Simplexity acknowledges questions about its discounts at a page on the Wirefly Website titled "How can Wirefly offer such great deals" Is it a scam? What's the catch?"
On the page, Simplexity explains that it passes commissions it receives from cellphone network operators on to consumers and why it must recover the commissions if consumers cancel service. It also brags about the price clarity it offers consumers.
"Cellphone rebates can be confusing and most people don’t like them. That’s why Wirefly has not offered rebates on any products since 2007," the page says.
The page doesn't to mention that in 2006, Wirefly.com, under previous ownership while named InPhonic Inc., was sued by the Washington, D.C., attorney general's office after more than 2,000 complaints about unpaid rebates were received by the local Better Business Bureau office. The complaints were also the focus of an msnbc.com story. At the time, the firm was accused of creating near-impossible rebate terms, such as requiring consumers to file for rebates 180 days after service started, but no later than 210 days.
InPhonic, which at the time claimed to be the largest independent online cell phone retailer, settled that case in late 2006, agreeing to pay the rebates. The following year, the firm filed for bankruptcy. WireFly.com and other assets of the company were purchased by the Philadelphia-based private equity firm Versa Capital Management, which created a new firm named Simplexity. A spokesperson at the time told the Washington Post that the new company would not engage in any rebate programs in a story titled, "Rebates for customers of InPhonic in peril, again." Also at that time, InPhonic CEO David Steinberg said he would step aside.
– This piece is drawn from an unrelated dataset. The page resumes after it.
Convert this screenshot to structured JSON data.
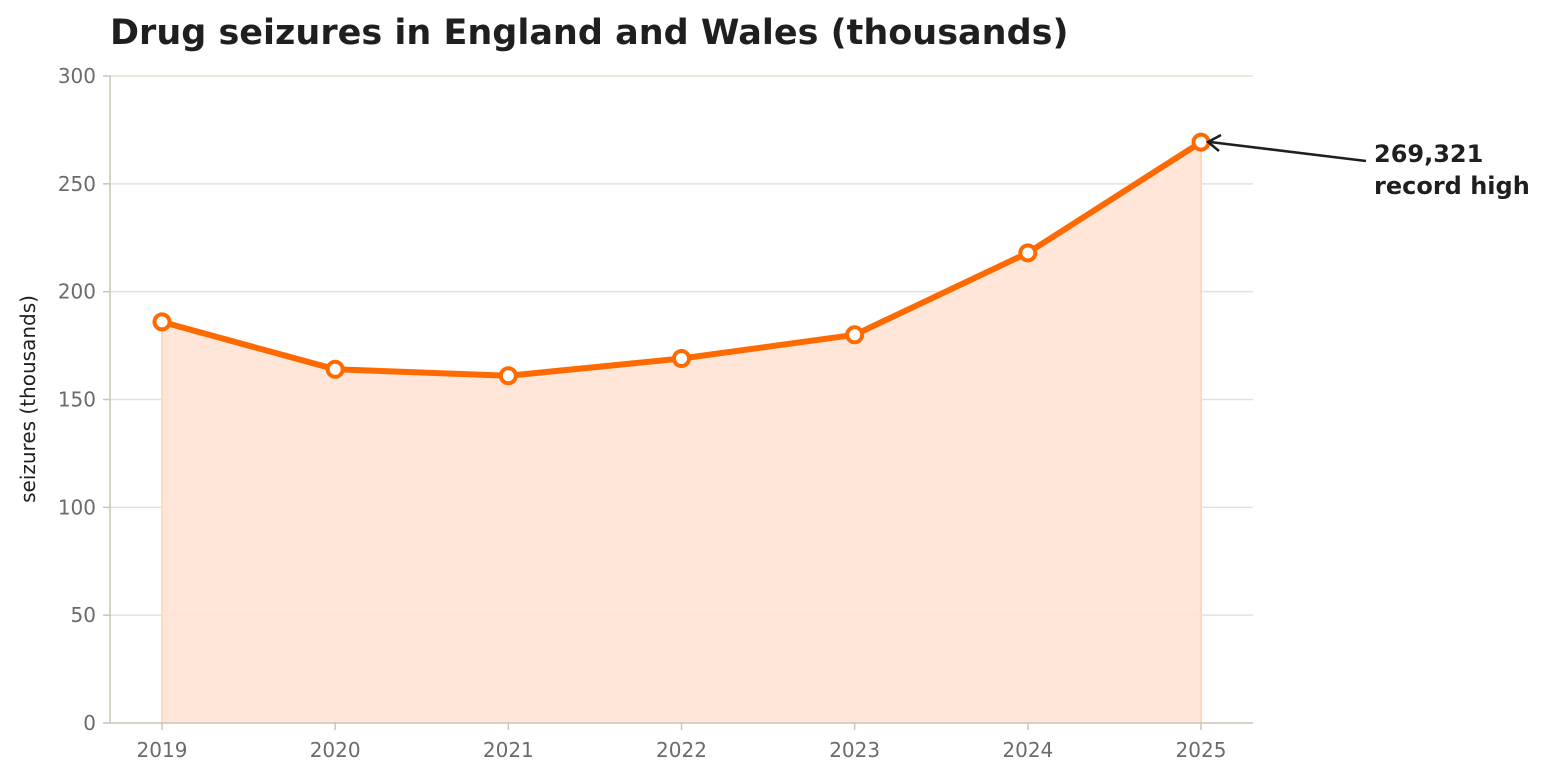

But several members of the current Simplexity "Leadership Team" also worked at InPhonic, according to the Simplexity website. On that page, InPhonic is described only as "a publicly traded Internet retailer."
Simplexity maintains an A rating at the Better Business Bureau, though that agency's site says there have been 662 complaints filed against the firm in the past three years -- all of them "closed." That generally means the firm has responded, though it does not guarantee that consumers are satisfied with that response.
The only direct connection between Simplexity's current business model and InPhonic's troubled rebate model is the magic 180-day mark at which authorized resellers get to keep their bounty from mobile providers for signing up new customers. What Simplexity is doing now is in some ways the reverse of a rebate program – rather than making consumers wait 180 days to receive a $100 or $200 check, the firm is crediting the consumer immediately and grabbing back that money in the event that the deal goes sour before 180 days. As long as consumers understand the risk they are taking by accepting Simplexity/Wirefly's discount, bargains can be had. Things do happen, however, and it’s worth considering if $50 today is worth a possible $400 bill tomorrow.
Eash was so scarred by his experience, and the hidden traps he landed in, that he says he would never do it again.
"My advice: Buy directly from the service provider and NEVER from a third party. In the long run it may be a LOT less expensive," he said.